Dayton referred to the bill that did so as “terrible” and said he would do what he could to reconstitute the board.

That led to the governor announcing the creation of a replacement committee last August, though one with a limited scope compared to the original. The new board is essentially an advisory panel, meeting regularly to help “guide the direction and enforcement” of Minnesota’s environmental protection laws, as Dayton put it it.

It does not have the same veto power as before.

Who is on the new committee?

Eight people will each serve four-year terms on the new committee. Who are they? Here's a rundown:

Craig Acomb – Former assistant commissioner and CFO of the Minnesota Department of Health. Currently the president and CEO at the Institute for Clinical Systems Improvement.

Amira Adawe – Founding member and co-chair of the Somali Health Coalition, and also a member of the Metro Refugee Health Group Task Force. Currently works on maternal and child health policies with the Family Health and Community Engagement at Saint Paul – Ramsey County Public Health.

Cortney Amundson – The founder and director of an eco-therapy group that works with the Wounded Warrior Project and the Department of Veteran Affairs. Also a former Air Force technician.

Kurt Anderson – A manager at ALLETE, responsible for overseeing compliance of air, water, solid waste, and land management regulations. Also a member of the MPCA Sulfate/Wild Rice Advisory Panel, the Minnesota Chamber of Commerce, and the Electric Power Research Institute.

Dr. Rebecca Forma – A senior analyst at Merjent Inc., who looks at construction and industrial stormwater pollution prevention plans and supervises construction stormwater inspectors. She's an adjunct professor in the University of Minnesota, too.

Nathaniel Hultgren –CEO of Hultgren Farms, a 5,000-acre specialty crop farm, as well as a liaison between dairy development and local farms as part of his role with Meadow Star Dairy.

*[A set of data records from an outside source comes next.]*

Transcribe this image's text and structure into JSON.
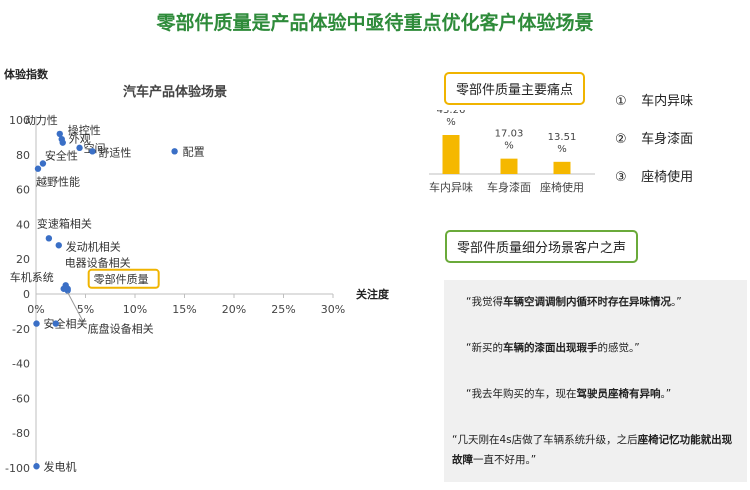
{
  "title": "零部件质量是产品体验中亟待重点优化客户体验场景",
  "chart_data": [
    {
      "type": "scatter",
      "title": "汽车产品体验场景",
      "xlabel": "关注度",
      "ylabel": "体验指数",
      "xlim": [
        0,
        30
      ],
      "ylim": [
        -100,
        100
      ],
      "x_ticks": [
        "0%",
        "5%",
        "10%",
        "15%",
        "20%",
        "25%",
        "30%"
      ],
      "y_ticks": [
        "100",
        "80",
        "60",
        "40",
        "20",
        "0",
        "-20",
        "-40",
        "-60",
        "-80",
        "-100"
      ],
      "point_color": "#3a6fc6",
      "highlight_color": "#f0b400",
      "points": [
        {
          "label": "动力性",
          "x": 2.4,
          "y": 92
        },
        {
          "label": "操控性",
          "x": 2.6,
          "y": 89
        },
        {
          "label": "外观",
          "x": 2.7,
          "y": 87
        },
        {
          "label": "空间",
          "x": 4.4,
          "y": 84
        },
        {
          "label": "舒适性",
          "x": 5.7,
          "y": 82
        },
        {
          "label": "配置",
          "x": 14.0,
          "y": 82
        },
        {
          "label": "安全性",
          "x": 0.7,
          "y": 75
        },
        {
          "label": "越野性能",
          "x": 0.2,
          "y": 72
        },
        {
          "label": "变速箱相关",
          "x": 1.3,
          "y": 32
        },
        {
          "label": "发动机相关",
          "x": 2.3,
          "y": 28
        },
        {
          "label": "电器设备相关",
          "x": 3.0,
          "y": 5
        },
        {
          "label": "零部件质量",
          "x": 3.2,
          "y": 3,
          "highlight": true
        },
        {
          "label": "车机系统",
          "x": 2.8,
          "y": 3
        },
        {
          "label": "底盘设备相关",
          "x": 3.2,
          "y": 2
        },
        {
          "label": "安全相关",
          "x": 0.05,
          "y": -17
        },
        {
          "label": "",
          "x": 2.0,
          "y": -17
        },
        {
          "label": "发电机",
          "x": 0.05,
          "y": -99
        }
      ]
    },
    {
      "type": "bar",
      "categories": [
        "车内异味",
        "车身漆面",
        "座椅使用"
      ],
      "values": [
        43.26,
        17.03,
        13.51
      ],
      "value_labels": [
        "43.26 %",
        "17.03 %",
        "13.51 %"
      ],
      "bar_color": "#f5b800"
    }
  ],
  "pain_points": {
    "title": "零部件质量主要痛点",
    "items": [
      {
        "num": "①",
        "text": "车内异味"
      },
      {
        "num": "②",
        "text": "车身漆面"
      },
      {
        "num": "③",
        "text": "座椅使用"
      }
    ]
  },
  "voices": {
    "title": "零部件质量细分场景客户之声",
    "quotes": [
      {
        "pre": "“我觉得",
        "bold": "车辆空调调制内循环时存在异味情况",
        "post": "。”"
      },
      {
        "pre": "“新买的",
        "bold": "车辆的漆面出现瑕手",
        "post": "的感觉。”"
      },
      {
        "pre": "“我去年购买的车，现在",
        "bold": "驾驶员座椅有异响",
        "post": "。”"
      },
      {
        "pre": "“几天刚在4s店做了车辆系统升级，之后",
        "bold": "座椅记忆功能就出现故障",
        "post": "一直不好用。”"
      }
    ]
  }
}
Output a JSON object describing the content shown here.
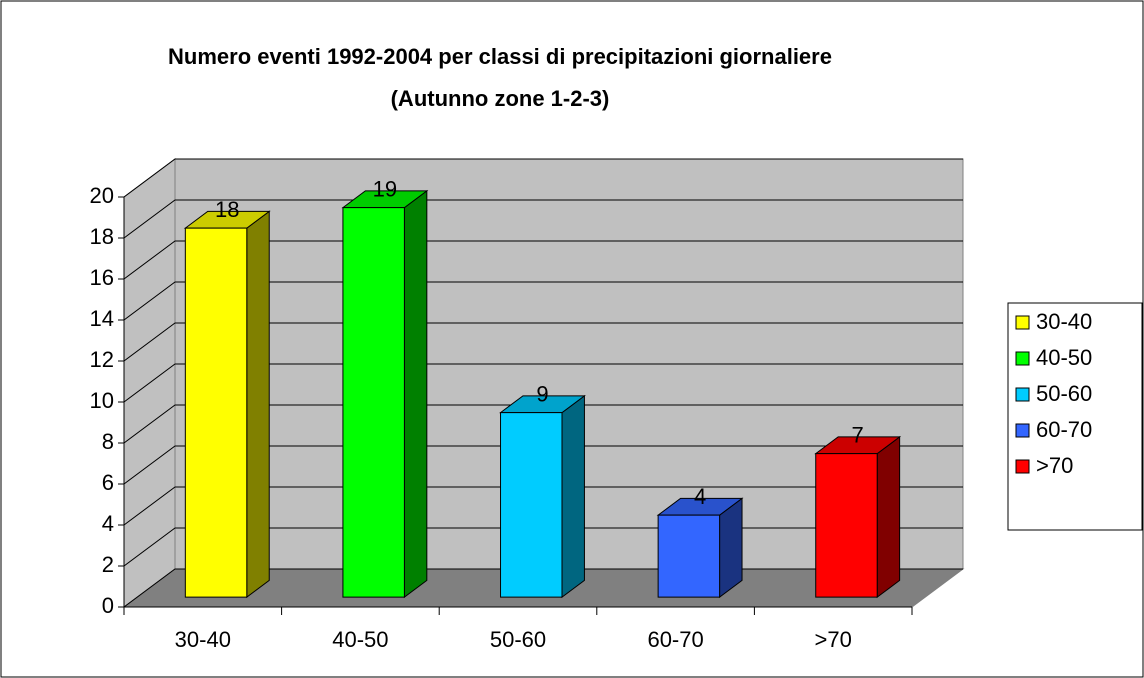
{
  "chart_data": {
    "type": "bar3d",
    "title": "Numero eventi 1992-2004 per classi di precipitazioni giornaliere",
    "subtitle": "(Autunno zone 1-2-3)",
    "categories": [
      "30-40",
      "40-50",
      "50-60",
      "60-70",
      ">70"
    ],
    "values": [
      18,
      19,
      9,
      4,
      7
    ],
    "colors": [
      "#ffff00",
      "#00ff00",
      "#00ccff",
      "#3366ff",
      "#ff0000"
    ],
    "ylim": [
      0,
      20
    ],
    "yticks": [
      0,
      2,
      4,
      6,
      8,
      10,
      12,
      14,
      16,
      18,
      20
    ],
    "grid": true,
    "legend": "right"
  }
}
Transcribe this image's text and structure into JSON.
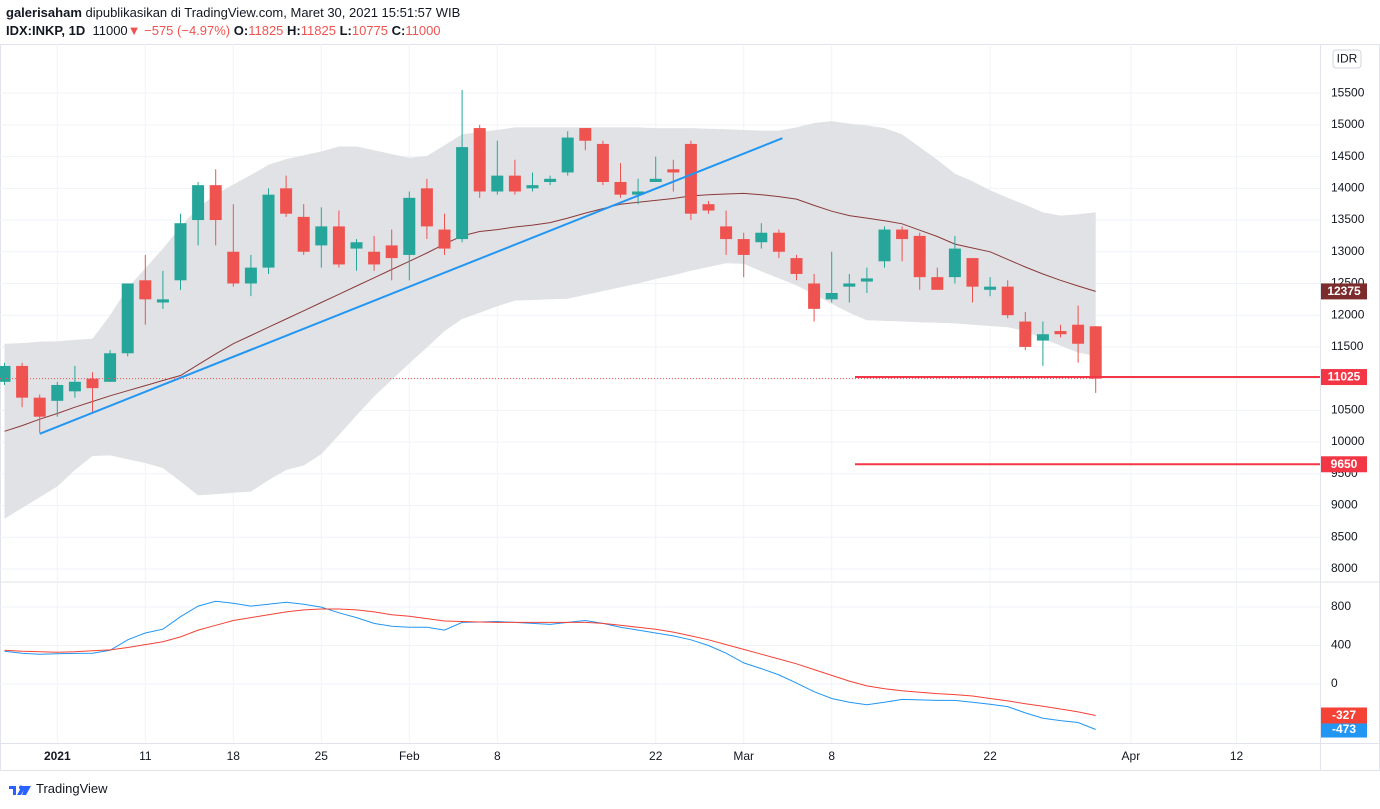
{
  "header": {
    "author": "galerisaham",
    "published": "dipublikasikan di TradingView.com, Maret 30, 2021 15:51:57 WIB",
    "symbol": "IDX:INKP, 1D",
    "change": "▼ −575 (−4.97%)",
    "ohlc_labels": [
      "O:",
      "H:",
      "L:",
      "C:"
    ],
    "currency": "IDR",
    "brand": "TradingView"
  },
  "chart_data": [
    {
      "type": "candlestick",
      "categories": [
        null,
        null,
        null,
        "2021",
        null,
        null,
        null,
        null,
        "11",
        null,
        null,
        null,
        null,
        "18",
        null,
        null,
        null,
        null,
        "25",
        null,
        null,
        null,
        null,
        "Feb",
        null,
        null,
        null,
        null,
        "8",
        null,
        null,
        null,
        null,
        null,
        null,
        null,
        null,
        "22",
        null,
        null,
        null,
        null,
        "Mar",
        null,
        null,
        null,
        null,
        "8",
        null,
        null,
        null,
        null,
        null,
        null,
        null,
        null,
        "22",
        null,
        null,
        null,
        null,
        null,
        null,
        null,
        "Apr",
        null,
        null,
        null,
        null,
        null,
        "12",
        null,
        null,
        null,
        null
      ],
      "open": [
        10950,
        11200,
        10700,
        10650,
        10800,
        11000,
        10950,
        11400,
        12550,
        12200,
        12550,
        13500,
        14050,
        13000,
        12500,
        12750,
        14000,
        13550,
        13100,
        13400,
        13050,
        13000,
        13100,
        12950,
        14000,
        13350,
        13200,
        14950,
        13950,
        14200,
        14000,
        14100,
        14250,
        14950,
        14700,
        14100,
        13900,
        14100,
        14300,
        14700,
        13750,
        13400,
        13200,
        13150,
        13300,
        12900,
        12500,
        12250,
        12450,
        12530,
        12850,
        13350,
        13250,
        12600,
        12600,
        12900,
        12400,
        12450,
        11900,
        11600,
        11750,
        11850,
        11825,
        null,
        null,
        null,
        null,
        null,
        null,
        null,
        null,
        null,
        null,
        null,
        null
      ],
      "high": [
        11250,
        11250,
        10750,
        10950,
        11200,
        11100,
        11450,
        12500,
        12950,
        12700,
        13600,
        14100,
        14300,
        13750,
        12950,
        14000,
        14200,
        13750,
        13700,
        13650,
        13200,
        13250,
        13350,
        13950,
        14150,
        13600,
        15550,
        15000,
        14750,
        14450,
        14250,
        14200,
        14900,
        14950,
        14750,
        14400,
        14150,
        14500,
        14450,
        14750,
        13800,
        13650,
        13300,
        13450,
        13350,
        12950,
        12650,
        13000,
        12650,
        12750,
        13400,
        13400,
        13300,
        12750,
        13250,
        12900,
        12600,
        12550,
        12050,
        11900,
        11850,
        12150,
        11825,
        null,
        null,
        null,
        null,
        null,
        null,
        null,
        null,
        null,
        null,
        null,
        null
      ],
      "low": [
        10900,
        10550,
        10150,
        10400,
        10700,
        10450,
        10950,
        11350,
        11850,
        12100,
        12400,
        13100,
        13100,
        12450,
        12300,
        12650,
        13550,
        12950,
        12750,
        12750,
        12700,
        12700,
        12550,
        12550,
        13200,
        12950,
        13150,
        13850,
        13900,
        13900,
        13950,
        14050,
        14200,
        14600,
        14050,
        13850,
        13750,
        14100,
        13950,
        13500,
        13600,
        12950,
        12600,
        13050,
        12900,
        12550,
        11900,
        12200,
        12200,
        12350,
        12750,
        12850,
        12400,
        12400,
        12500,
        12200,
        12300,
        11950,
        11450,
        11200,
        11650,
        11250,
        10775,
        null,
        null,
        null,
        null,
        null,
        null,
        null,
        null,
        null,
        null,
        null,
        null
      ],
      "close": [
        11200,
        10700,
        10400,
        10900,
        10950,
        10850,
        11400,
        12500,
        12250,
        12250,
        13450,
        14050,
        13500,
        12500,
        12750,
        13900,
        13600,
        13000,
        13400,
        12800,
        13150,
        12800,
        12900,
        13850,
        13400,
        13050,
        14650,
        13950,
        14200,
        13950,
        14050,
        14150,
        14800,
        14750,
        14100,
        13900,
        13950,
        14150,
        14250,
        13600,
        13650,
        13200,
        12950,
        13300,
        13000,
        12650,
        12100,
        12350,
        12500,
        12580,
        13350,
        13200,
        12600,
        12400,
        13050,
        12450,
        12450,
        12000,
        11500,
        11700,
        11700,
        11550,
        11000,
        null,
        null,
        null,
        null,
        null,
        null,
        null,
        null,
        null,
        null,
        null,
        null
      ],
      "up_color": "#26a69a",
      "down_color": "#ef5350",
      "bands": {
        "color": "#dcdde1",
        "upper": [
          11550,
          11560,
          11580,
          11590,
          11610,
          11630,
          12000,
          12430,
          12740,
          13050,
          13390,
          13700,
          13900,
          14060,
          14210,
          14370,
          14460,
          14520,
          14580,
          14660,
          14660,
          14600,
          14540,
          14480,
          14510,
          14680,
          14850,
          14890,
          14920,
          14960,
          14960,
          14960,
          14960,
          14960,
          14960,
          14960,
          14960,
          14950,
          14950,
          14950,
          14940,
          14930,
          14920,
          14910,
          14910,
          14960,
          15030,
          15060,
          15020,
          14990,
          14950,
          14850,
          14650,
          14450,
          14230,
          14110,
          13970,
          13850,
          13740,
          13620,
          13570,
          13590,
          13620,
          null,
          null,
          null,
          null,
          null,
          null,
          null,
          null,
          null,
          null,
          null,
          null
        ],
        "lower": [
          8790,
          8960,
          9130,
          9300,
          9560,
          9780,
          9790,
          9730,
          9670,
          9590,
          9380,
          9160,
          9180,
          9200,
          9220,
          9400,
          9560,
          9630,
          9810,
          10110,
          10420,
          10720,
          10980,
          11240,
          11490,
          11750,
          11940,
          12040,
          12140,
          12230,
          12240,
          12250,
          12260,
          12320,
          12380,
          12440,
          12500,
          12570,
          12630,
          12700,
          12760,
          12820,
          12810,
          12690,
          12580,
          12470,
          12330,
          12180,
          12040,
          11920,
          11910,
          11900,
          11890,
          11880,
          11870,
          11850,
          11830,
          11810,
          11750,
          11630,
          11520,
          11410,
          11360,
          null,
          null,
          null,
          null,
          null,
          null,
          null,
          null,
          null,
          null,
          null,
          null
        ]
      },
      "ma": {
        "color": "#8a3a3a",
        "tag_color": "#7b2c2c",
        "values": [
          10170,
          10260,
          10360,
          10450,
          10550,
          10640,
          10730,
          10810,
          10890,
          10970,
          11050,
          11220,
          11390,
          11550,
          11680,
          11810,
          11940,
          12070,
          12200,
          12330,
          12460,
          12590,
          12720,
          12850,
          12980,
          13120,
          13250,
          13320,
          13350,
          13390,
          13420,
          13460,
          13530,
          13610,
          13680,
          13750,
          13780,
          13810,
          13840,
          13880,
          13900,
          13910,
          13920,
          13900,
          13870,
          13830,
          13730,
          13640,
          13570,
          13530,
          13490,
          13440,
          13340,
          13240,
          13120,
          13060,
          13000,
          12880,
          12760,
          12650,
          12550,
          12460,
          12375,
          null,
          null,
          null,
          null,
          null,
          null,
          null,
          null,
          null,
          null,
          null,
          null
        ]
      },
      "trend_line": {
        "values": [
          10130,
          14790
        ],
        "color": "#2196f3"
      },
      "levels": {
        "values": [
          11025,
          9650
        ],
        "color": "#f23645"
      },
      "ylim": [
        7810,
        16275
      ],
      "yticks": [
        8000,
        8500,
        9000,
        9500,
        10000,
        10500,
        11000,
        11500,
        12000,
        12500,
        13000,
        13500,
        14000,
        14500,
        15000,
        15500
      ],
      "grid": true
    },
    {
      "type": "line",
      "series": [
        {
          "color": "#2196f3",
          "values": [
            340,
            320,
            310,
            315,
            318,
            320,
            350,
            460,
            530,
            570,
            700,
            810,
            860,
            840,
            810,
            830,
            850,
            830,
            800,
            740,
            690,
            630,
            600,
            590,
            590,
            560,
            640,
            645,
            650,
            640,
            630,
            620,
            640,
            660,
            630,
            590,
            560,
            530,
            500,
            460,
            400,
            320,
            220,
            160,
            95,
            10,
            -80,
            -150,
            -190,
            -215,
            -190,
            -160,
            -165,
            -170,
            -170,
            -190,
            -210,
            -235,
            -300,
            -355,
            -380,
            -400,
            -473,
            null,
            null,
            null,
            null,
            null,
            null,
            null,
            null,
            null,
            null,
            null,
            null
          ]
        },
        {
          "color": "#f44336",
          "values": [
            350,
            340,
            335,
            330,
            335,
            345,
            355,
            380,
            410,
            440,
            490,
            560,
            610,
            660,
            690,
            720,
            750,
            770,
            780,
            780,
            770,
            750,
            720,
            705,
            680,
            655,
            650,
            645,
            640,
            640,
            640,
            640,
            640,
            640,
            630,
            610,
            590,
            570,
            540,
            500,
            460,
            410,
            360,
            310,
            260,
            210,
            150,
            90,
            30,
            -20,
            -50,
            -70,
            -85,
            -100,
            -110,
            -125,
            -150,
            -175,
            -205,
            -230,
            -260,
            -290,
            -327,
            null,
            null,
            null,
            null,
            null,
            null,
            null,
            null,
            null,
            null,
            null,
            null
          ]
        }
      ],
      "ylim": [
        -613,
        1050
      ],
      "yticks": [
        0,
        400,
        800
      ],
      "grid": true
    }
  ]
}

Norman Miranda – A member of HR Green Company, who consults with the Central Iron Range Sanitary Sewer District, and formerly worked in the wastewater management area at the Minneapolis Public Works Department.

Rep. Ted Winter – A former DFL state lawmaker from southwest Minnesota who currently sells insurance, owns and operates a 250-acre crop farm, and serves on the Lions Club, the Land Stewardship Project State Policy Committee, and the Minnesota Farmer’s Union.